Fairness Interventions: A Study in AI Explainability
Thomas Souverain, Johnathan Nguyen, Nicolas Meric, Paul Égré
TL;DR
The paper investigates how fairness interventions in AI can be made explainable by examining not only the target fairness criterion but also the variables that constrain its realization. It introduces FairDream, an in-processing, reweighting-based fairness tool that makes its mechanism transparent to lay users and tends to Equalized Odds rather than Demographic Parity in a census income task. Through benchmark comparisons with GridSearch, the work shows that enforcing Demographic Parity can degrade predictive accuracy, whereas FairDream achieves competitive accuracy while reducing disparities under a conditional, true-label–dependent fairness criterion. The authors argue for Equalized Odds as a normative, epistemologically grounded standard in settings where true labels are informative, and advocate for clear explainability about how such corrections operate and respond to data changes.
Abstract
This paper presents a philosophical and experimental study of fairness interventions in AI classification, centered on the explainability of corrective methods. We argue that ensuring fairness requires not only satisfying a target criterion, but also explaining which variables constrain its realization. When corrections are used to mitigate advantage transparently, they must remain sensitive to the distribution of true labels. To illustrate this approach, we built FairDream, a fairness package whose mechanism is made transparent for lay users, increasing the model's weights of errors on disadvantaged groups. While a user may intend to achieve Demographic Parity by the correction method, experiments show that FairDream tends towards Equalized Odds, revealing a conservative bias inherent to the data environment.

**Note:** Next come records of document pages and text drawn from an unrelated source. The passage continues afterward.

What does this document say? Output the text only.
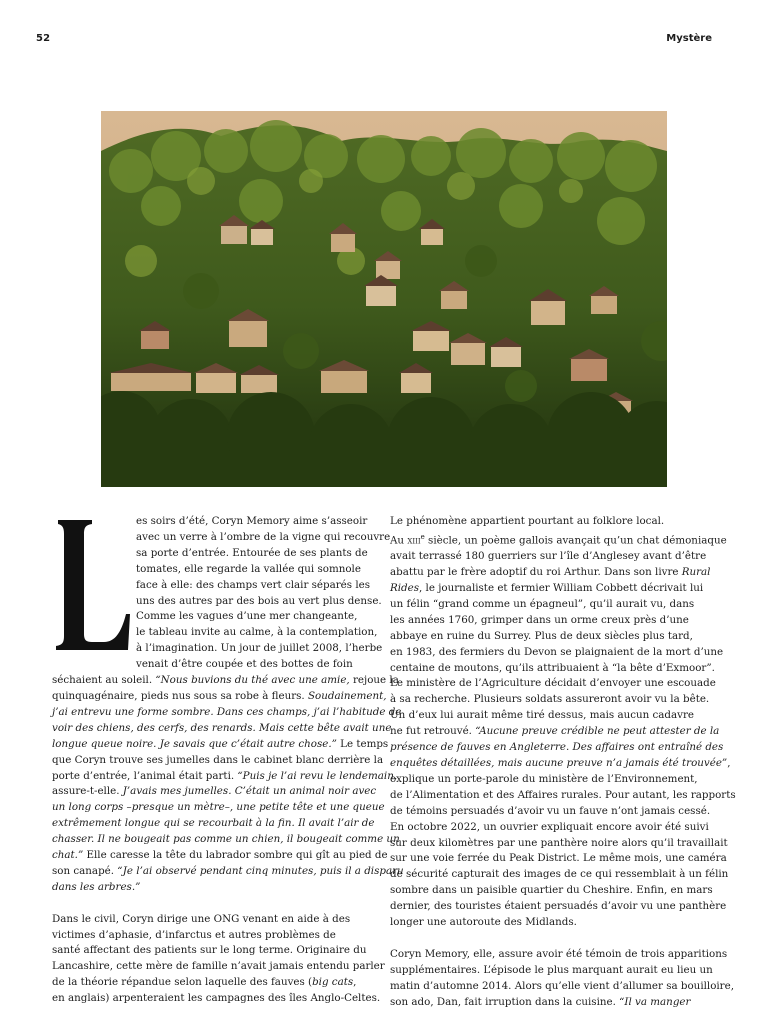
52	Mystère
es soirs d’été, Coryn Memory aime s’asseoir
avec un verre à l’ombre de la vigne qui recouvre
sa porte d’entrée. Entourée de ses plants de
tomates, elle regarde la vallée qui somnole
face à elle: des champs vert clair séparés les
uns des autres par des bois au vert plus dense.
Comme les vagues d’une mer changeante,
le tableau invite au calme, à la contemplation,
à l’imagination. Un jour de juillet 2008, l’herbe
venait d’être coupée et des bottes de foin
séchaient au soleil. “Nous buvions du thé avec une amie, rejoue la
quinquagénaire, pieds nus sous sa robe à fleurs. Soudainement,
j’ai entrevu une forme sombre. Dans ces champs, j’ai l’habitude de
voir des chiens, des cerfs, des renards. Mais cette bête avait une
longue queue noire. Je savais que c’était autre chose.” Le temps
que Coryn trouve ses jumelles dans le cabinet blanc derrière la
porte d’entrée, l’animal était parti. “Puis je l’ai revu le lendemain,
assure-t-elle. J’avais mes jumelles. C’était un animal noir avec
un long corps –presque un mètre–, une petite tête et une queue
extrêmement longue qui se recourbait à la fin. Il avait l’air de
chasser. Il ne bougeait pas comme un chien, il bougeait comme un
chat.” Elle caresse la tête du labrador sombre qui gît au pied de
son canapé. “Je l’ai observé pendant cinq minutes, puis il a disparu
dans les arbres.”
Dans le civil, Coryn dirige une ONG venant en aide à des
victimes d’aphasie, d’infarctus et autres problèmes de
santé affectant des patients sur le long terme. Originaire du
Lancashire, cette mère de famille n’avait jamais entendu parler
de la théorie répandue selon laquelle des fauves (big cats,
en anglais) arpenteraient les campagnes des îles Anglo-Celtes.
Le phénomène appartient pourtant au folklore local.
Au xiii$^e$ siècle, un poème gallois avançait qu’un chat démoniaque
avait terrassé 180 guerriers sur l’île d’Anglesey avant d’être
abattu par le frère adoptif du roi Arthur. Dans son livre Rural
Rides, le journaliste et fermier William Cobbett décrivait lui
un félin “grand comme un épagneul”, qu’il aurait vu, dans
les années 1760, grimper dans un orme creux près d’une
abbaye en ruine du Surrey. Plus de deux siècles plus tard,
en 1983, des fermiers du Devon se plaignaient de la mort d’une
centaine de moutons, qu’ils attribuaient à “la bête d’Exmoor”.
Le ministère de l’Agriculture décidait d’envoyer une escouade
à sa recherche. Plusieurs soldats assureront avoir vu la bête.
Un d’eux lui aurait même tiré dessus, mais aucun cadavre
ne fut retrouvé. “Aucune preuve crédible ne peut attester de la
présence de fauves en Angleterre. Des affaires ont entraîné des
enquêtes détaillées, mais aucune preuve n’a jamais été trouvée”,
explique un porte-parole du ministère de l’Environnement,
de l’Alimentation et des Affaires rurales. Pour autant, les rapports
de témoins persuadés d’avoir vu un fauve n’ont jamais cessé.
En octobre 2022, un ouvrier expliquait encore avoir été suivi
sur deux kilomètres par une panthère noire alors qu’il travaillait
sur une voie ferrée du Peak District. Le même mois, une caméra
de sécurité capturait des images de ce qui ressemblait à un félin
sombre dans un paisible quartier du Cheshire. Enfin, en mars
dernier, des touristes étaient persuadés d’avoir vu une panthère
longer une autoroute des Midlands.
Coryn Memory, elle, assure avoir été témoin de trois apparitions
supplémentaires. L’épisode le plus marquant aurait eu lieu un
matin d’automne 2014. Alors qu’elle vient d’allumer sa bouilloire,
son ado, Dan, fait irruption dans la cuisine. “Il va manger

We clarify the relationship between these fairness criteria, analyze FairDream's reweighting process, and compare its trade-offs with closely related GridSearch models. Finally, we justify the normative preference for Equalized Odds via an epistemological interpretation of the results, using their proximity with Simpson's paradox. The paper thus unites normative, epistemological, and empirical explanations of fairness interventions, to ensure transparency for the users.